Apache Hive uses a Hive Query language, which is a declarative language similar to SQL. Hive translates the hive queries into MapReduce programs.
It supports developers to perform processing and analyses on structured and semi-structured data by replacing complex java MapReduce programs with hive queries.
One who is familiar with SQL commands can easily write the hive queries.
Hive makes the job easy for performing operations like
- Analysis of huge datasets
- Ad-hoc queries
- Data encapsulation
Working of Hive
Step 1: executeQuery: The user interface calls the execute interface to the driver.
Step 2: getPlan: The driver accepts the query, creates a session handle for the query, and passes the query to the compiler for generating the execution plan.
Step 3: getMetaData: The compiler sends the metadata request to the metastore.
Step 4: sendMetaData: The metastore sends the metadata to the compiler.
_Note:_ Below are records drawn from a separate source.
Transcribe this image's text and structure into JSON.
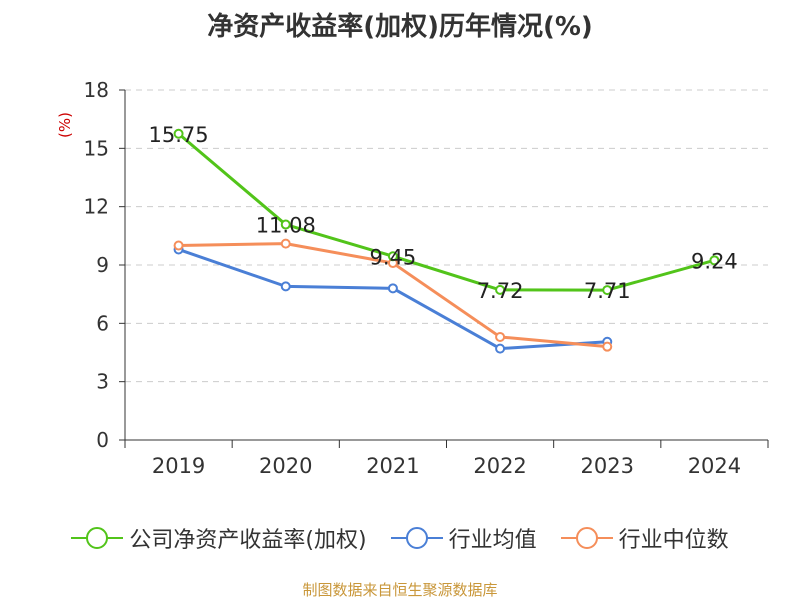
{
  "title": "净资产收益率(加权)历年情况(%)",
  "source_note": "制图数据来自恒生聚源数据库",
  "chart_data": {
    "type": "line",
    "title": "净资产收益率(加权)历年情况(%)",
    "ylabel": "(%)",
    "xlabel": "",
    "categories": [
      "2019",
      "2020",
      "2021",
      "2022",
      "2023",
      "2024"
    ],
    "yticks": [
      0,
      3,
      6,
      9,
      12,
      15,
      18
    ],
    "ylim": [
      0,
      18
    ],
    "grid": true,
    "legend_position": "bottom",
    "series": [
      {
        "name": "公司净资产收益率(加权)",
        "color": "#52c41a",
        "values": [
          15.75,
          11.08,
          9.45,
          7.72,
          7.71,
          9.24
        ],
        "labels": [
          "15.75",
          "11.08",
          "9.45",
          "7.72",
          "7.71",
          "9.24"
        ]
      },
      {
        "name": "行业均值",
        "color": "#4a7fd6",
        "values": [
          9.8,
          7.9,
          7.8,
          4.7,
          5.05,
          null
        ]
      },
      {
        "name": "行业中位数",
        "color": "#f58e5a",
        "values": [
          10.0,
          10.1,
          9.1,
          5.3,
          4.8,
          null
        ]
      }
    ]
  }
}
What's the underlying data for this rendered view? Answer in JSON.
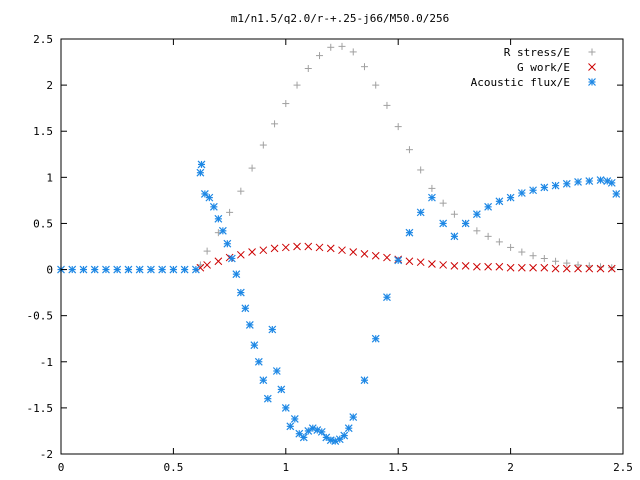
{
  "chart_data": {
    "type": "scatter",
    "title": "m1/n1.5/q2.0/r-+.25-j66/M50.0/256",
    "xlabel": "",
    "ylabel": "",
    "xlim": [
      0,
      2.5
    ],
    "ylim": [
      -2,
      2.5
    ],
    "x_ticks": [
      "0",
      "0.5",
      "1",
      "1.5",
      "2",
      "2.5"
    ],
    "y_ticks": [
      "2.5",
      "2",
      "1.5",
      "1",
      "0.5",
      "0",
      "-0.5",
      "-1",
      "-1.5",
      "-2"
    ],
    "legend_position": "top-right",
    "grid": false,
    "series": [
      {
        "name": "R stress/E",
        "marker": "plus",
        "color": "#a0a0a0",
        "x": [
          0.62,
          0.65,
          0.7,
          0.75,
          0.8,
          0.85,
          0.9,
          0.95,
          1.0,
          1.05,
          1.1,
          1.15,
          1.2,
          1.25,
          1.3,
          1.35,
          1.4,
          1.45,
          1.5,
          1.55,
          1.6,
          1.65,
          1.7,
          1.75,
          1.8,
          1.85,
          1.9,
          1.95,
          2.0,
          2.05,
          2.1,
          2.15,
          2.2,
          2.25,
          2.3,
          2.35,
          2.4,
          2.45
        ],
        "y": [
          0.05,
          0.2,
          0.4,
          0.62,
          0.85,
          1.1,
          1.35,
          1.58,
          1.8,
          2.0,
          2.18,
          2.32,
          2.41,
          2.42,
          2.36,
          2.2,
          2.0,
          1.78,
          1.55,
          1.3,
          1.08,
          0.88,
          0.72,
          0.6,
          0.5,
          0.42,
          0.36,
          0.3,
          0.24,
          0.19,
          0.15,
          0.12,
          0.09,
          0.07,
          0.05,
          0.04,
          0.03,
          0.02
        ]
      },
      {
        "name": "G work/E",
        "marker": "cross",
        "color": "#cc0000",
        "x": [
          0.62,
          0.65,
          0.7,
          0.75,
          0.8,
          0.85,
          0.9,
          0.95,
          1.0,
          1.05,
          1.1,
          1.15,
          1.2,
          1.25,
          1.3,
          1.35,
          1.4,
          1.45,
          1.5,
          1.55,
          1.6,
          1.65,
          1.7,
          1.75,
          1.8,
          1.85,
          1.9,
          1.95,
          2.0,
          2.05,
          2.1,
          2.15,
          2.2,
          2.25,
          2.3,
          2.35,
          2.4,
          2.45
        ],
        "y": [
          0.02,
          0.05,
          0.09,
          0.13,
          0.16,
          0.19,
          0.21,
          0.23,
          0.24,
          0.25,
          0.25,
          0.24,
          0.23,
          0.21,
          0.19,
          0.17,
          0.15,
          0.13,
          0.11,
          0.09,
          0.08,
          0.06,
          0.05,
          0.04,
          0.04,
          0.03,
          0.03,
          0.03,
          0.02,
          0.02,
          0.02,
          0.02,
          0.01,
          0.01,
          0.01,
          0.01,
          0.01,
          0.01
        ]
      },
      {
        "name": "Acoustic flux/E",
        "marker": "asterisk",
        "color": "#1e88e5",
        "x": [
          0.0,
          0.05,
          0.1,
          0.15,
          0.2,
          0.25,
          0.3,
          0.35,
          0.4,
          0.45,
          0.5,
          0.55,
          0.6,
          0.62,
          0.625,
          0.64,
          0.66,
          0.68,
          0.7,
          0.72,
          0.74,
          0.76,
          0.78,
          0.8,
          0.82,
          0.84,
          0.86,
          0.88,
          0.9,
          0.92,
          0.94,
          0.96,
          0.98,
          1.0,
          1.02,
          1.04,
          1.06,
          1.08,
          1.1,
          1.12,
          1.14,
          1.16,
          1.18,
          1.2,
          1.22,
          1.24,
          1.26,
          1.28,
          1.3,
          1.35,
          1.4,
          1.45,
          1.5,
          1.55,
          1.6,
          1.65,
          1.7,
          1.75,
          1.8,
          1.85,
          1.9,
          1.95,
          2.0,
          2.05,
          2.1,
          2.15,
          2.2,
          2.25,
          2.3,
          2.35,
          2.4,
          2.43,
          2.45,
          2.47
        ],
        "y": [
          0,
          0,
          0,
          0,
          0,
          0,
          0,
          0,
          0,
          0,
          0,
          0,
          0,
          1.05,
          1.14,
          0.82,
          0.78,
          0.68,
          0.55,
          0.42,
          0.28,
          0.12,
          -0.05,
          -0.25,
          -0.42,
          -0.6,
          -0.82,
          -1.0,
          -1.2,
          -1.4,
          -0.65,
          -1.1,
          -1.3,
          -1.5,
          -1.7,
          -1.62,
          -1.78,
          -1.82,
          -1.75,
          -1.72,
          -1.74,
          -1.76,
          -1.82,
          -1.85,
          -1.86,
          -1.84,
          -1.8,
          -1.72,
          -1.6,
          -1.2,
          -0.75,
          -0.3,
          0.1,
          0.4,
          0.62,
          0.78,
          0.5,
          0.36,
          0.5,
          0.6,
          0.68,
          0.74,
          0.78,
          0.83,
          0.86,
          0.89,
          0.91,
          0.93,
          0.95,
          0.96,
          0.97,
          0.96,
          0.94,
          0.82
        ]
      }
    ]
  }
}
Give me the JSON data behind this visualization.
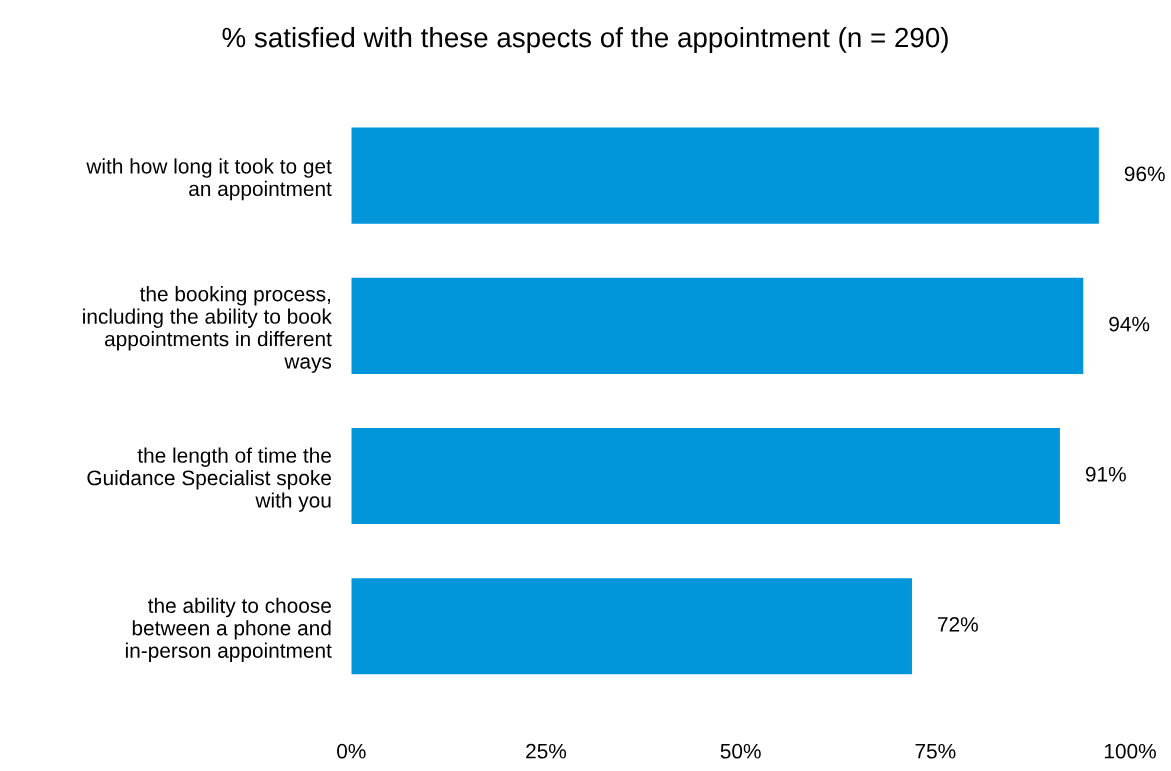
{
  "chart_data": {
    "type": "bar",
    "orientation": "horizontal",
    "title": "% satisfied with these aspects of the appointment (n = 290)",
    "categories": [
      "with how long it took to get\nan appointment",
      "the booking process,\nincluding the ability to book\nappointments in different\nways",
      "the length of time the\nGuidance Specialist spoke\nwith you",
      "the ability to choose\nbetween a phone and\nin-person appointment"
    ],
    "values": [
      96,
      94,
      91,
      72
    ],
    "color": "#0096d9",
    "value_labels": [
      "96%",
      "94%",
      "91%",
      "72%"
    ],
    "xlim": [
      0,
      100
    ],
    "xticks": [
      {
        "value": 0,
        "label": "0%"
      },
      {
        "value": 25,
        "label": "25%"
      },
      {
        "value": 50,
        "label": "50%"
      },
      {
        "value": 75,
        "label": "75%"
      },
      {
        "value": 100,
        "label": "100%"
      }
    ],
    "grid": false,
    "legend": false
  }
}
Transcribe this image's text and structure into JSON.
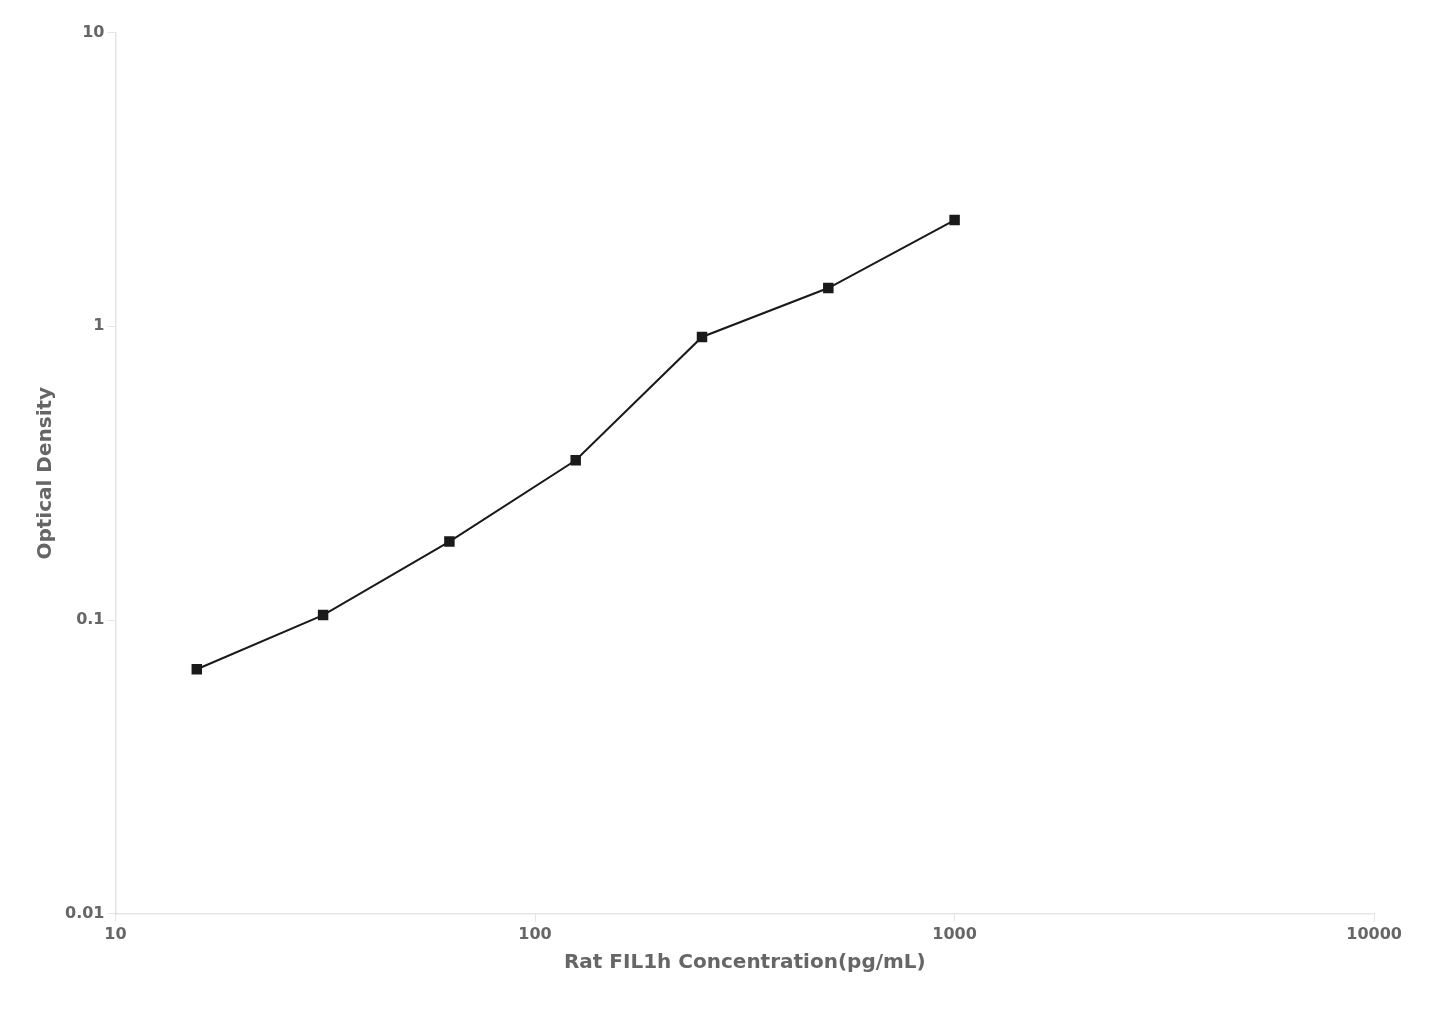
{
  "chart_data": {
    "type": "line",
    "x": [
      15.625,
      31.25,
      62.5,
      125,
      250,
      500,
      1000
    ],
    "values": [
      0.068,
      0.104,
      0.185,
      0.35,
      0.92,
      1.35,
      2.3
    ],
    "xlabel": "Rat FIL1h Concentration(pg/mL)",
    "ylabel": "Optical Density",
    "xlim": [
      10,
      10000
    ],
    "ylim": [
      0.01,
      10
    ],
    "xticks": [
      10,
      100,
      1000,
      10000
    ],
    "yticks": [
      0.01,
      0.1,
      1,
      10
    ],
    "log": true,
    "grid": false,
    "color": "#1a1a1a",
    "marker": "square",
    "line_style": "solid"
  }
}
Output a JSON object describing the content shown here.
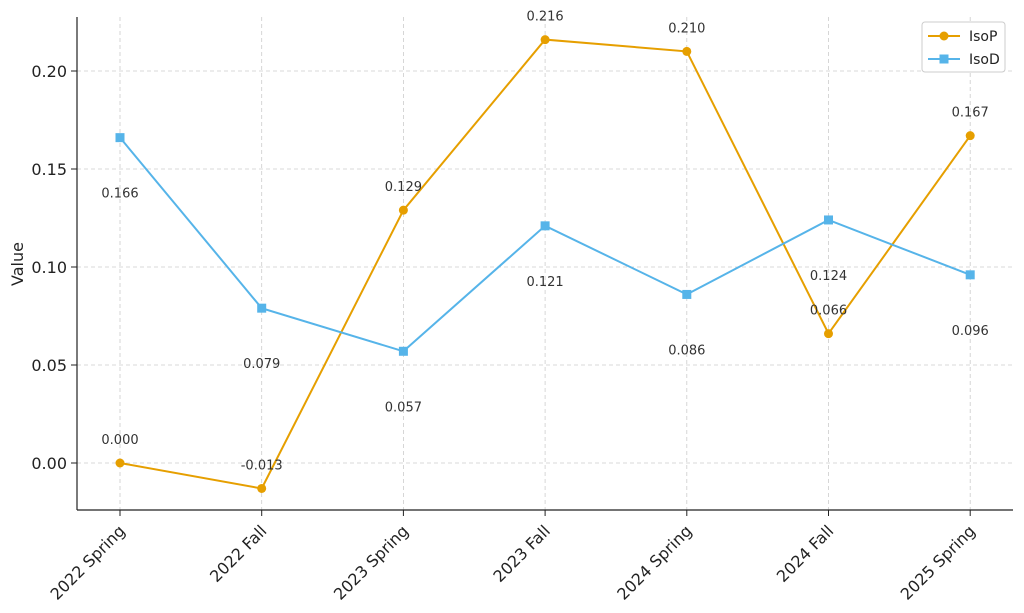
{
  "chart_data": {
    "type": "line",
    "title": "",
    "xlabel": "",
    "ylabel": "Value",
    "categories": [
      "2022 Spring",
      "2022 Fall",
      "2023 Spring",
      "2023 Fall",
      "2024 Spring",
      "2024 Fall",
      "2025 Spring"
    ],
    "ylim": [
      -0.025,
      0.225
    ],
    "yticks": [
      0.0,
      0.05,
      0.1,
      0.15,
      0.2
    ],
    "ytick_labels": [
      "0.00",
      "0.05",
      "0.10",
      "0.15",
      "0.20"
    ],
    "grid": true,
    "legend_position": "top-right",
    "series": [
      {
        "name": "IsoP",
        "color": "#E69F00",
        "marker": "circle",
        "values": [
          0.0,
          -0.013,
          0.129,
          0.216,
          0.21,
          0.066,
          0.167
        ],
        "labels": [
          "0.000",
          "-0.013",
          "0.129",
          "0.216",
          "0.210",
          "0.066",
          "0.167"
        ]
      },
      {
        "name": "IsoD",
        "color": "#56B4E9",
        "marker": "square",
        "values": [
          0.166,
          0.079,
          0.057,
          0.121,
          0.086,
          0.124,
          0.096
        ],
        "labels": [
          "0.166",
          "0.079",
          "0.057",
          "0.121",
          "0.086",
          "0.124",
          "0.096"
        ]
      }
    ]
  }
}
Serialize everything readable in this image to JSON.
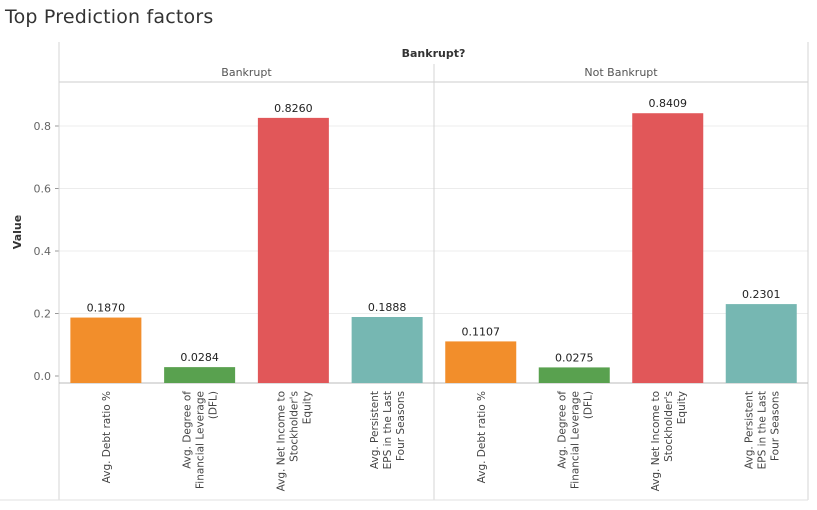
{
  "title": "Top Prediction factors",
  "chart_data": {
    "type": "bar",
    "column_header": "Bankrupt?",
    "ylabel": "Value",
    "ylim": [
      -0.02,
      0.92
    ],
    "yticks": [
      0.0,
      0.2,
      0.4,
      0.6,
      0.8
    ],
    "ytick_labels": [
      "0.0",
      "0.2",
      "0.4",
      "0.6",
      "0.8"
    ],
    "grid": true,
    "categories": [
      [
        "Avg. Debt ratio %"
      ],
      [
        "Avg. Degree of",
        "Financial Leverage",
        "(DFL)"
      ],
      [
        "Avg. Net Income to",
        "Stockholder's",
        "Equity"
      ],
      [
        "Avg. Persistent",
        "EPS in the Last",
        "Four Seasons"
      ]
    ],
    "colors": [
      "#f28e2b",
      "#59a14f",
      "#e15759",
      "#76b7b2"
    ],
    "panels": [
      {
        "name": "Bankrupt",
        "values": [
          0.187,
          0.0284,
          0.826,
          0.1888
        ],
        "labels": [
          "0.1870",
          "0.0284",
          "0.8260",
          "0.1888"
        ]
      },
      {
        "name": "Not Bankrupt",
        "values": [
          0.1107,
          0.0275,
          0.8409,
          0.2301
        ],
        "labels": [
          "0.1107",
          "0.0275",
          "0.8409",
          "0.2301"
        ]
      }
    ]
  }
}
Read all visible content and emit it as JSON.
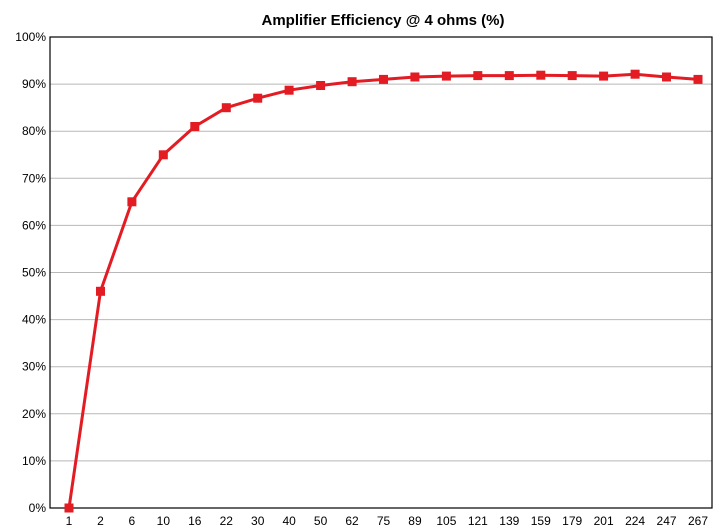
{
  "chart_data": {
    "type": "line",
    "title": "Amplifier Efficiency @ 4 ohms (%)",
    "xlabel": "",
    "ylabel": "",
    "categories": [
      "1",
      "2",
      "6",
      "10",
      "16",
      "22",
      "30",
      "40",
      "50",
      "62",
      "75",
      "89",
      "105",
      "121",
      "139",
      "159",
      "179",
      "201",
      "224",
      "247",
      "267"
    ],
    "series": [
      {
        "values": [
          0,
          46,
          65,
          75,
          81,
          85,
          87,
          88.7,
          89.7,
          90.5,
          91,
          91.5,
          91.7,
          91.8,
          91.8,
          91.9,
          91.8,
          91.7,
          92.1,
          91.5,
          91
        ]
      }
    ],
    "ylim": [
      0,
      100
    ],
    "y_ticks": [
      "0%",
      "10%",
      "20%",
      "30%",
      "40%",
      "50%",
      "60%",
      "70%",
      "80%",
      "90%",
      "100%"
    ],
    "grid": "horizontal",
    "legend": "none",
    "colors": {
      "series": "#e31b23",
      "grid": "#b8b8b8",
      "frame": "#000000"
    }
  }
}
The compiler uses this metadata for performing type-checking and semantic analysis on the expressions in the query tree. The compiler then generates the execution plan (Directed acyclic Graph). For Map Reduce jobs, the plan contains map operator trees (operator trees which are executed on mapper) and reduce operator tree (operator trees which are executed on reducer).
Step 5: sendPlan: The compiler then sends the generated execution plan to the driver.
Step 6: executePlan: After receiving the execution plan from compiler, driver sends the execution plan to the execution engine for executing the plan.
Step 7: submit job to MapReduce: The execution engine then sends these stages of DAG to appropriate components.
For each task, either mapper or reducer, the deserializer associated with a table or intermediate output is used in order to read the rows from HDFS files. These are then passed through the associated operator tree.
Once the output gets generated, it is then written to the HDFS temporary file through the serializer. These temporary HDFS files are then used to provide data to the subsequent map/reduce stages of the plan.
For DML operations, the final temporary file is then moved to the table’s location.
Step 8,9,10: sendResult: Now for queries, the execution engine reads the contents of the temporary files directly from HDFS as part of a fetch call from the driver. The driver then sends results to the Hive interface.
In short, we can summarize the Hive Architecture tutorial by saying that Apache Hive is an open-source data warehousing tool. The major components of Apache Hive are the Hive clients, Hive services, Processing framework and Resource Management, and the Distributed Storage.
The user interacts with the Hive through the user interface by submitting Hive queries.
The driver passes the Hive query to the compiler. The compiler generates the execution plan. The Execution engine executes the plan.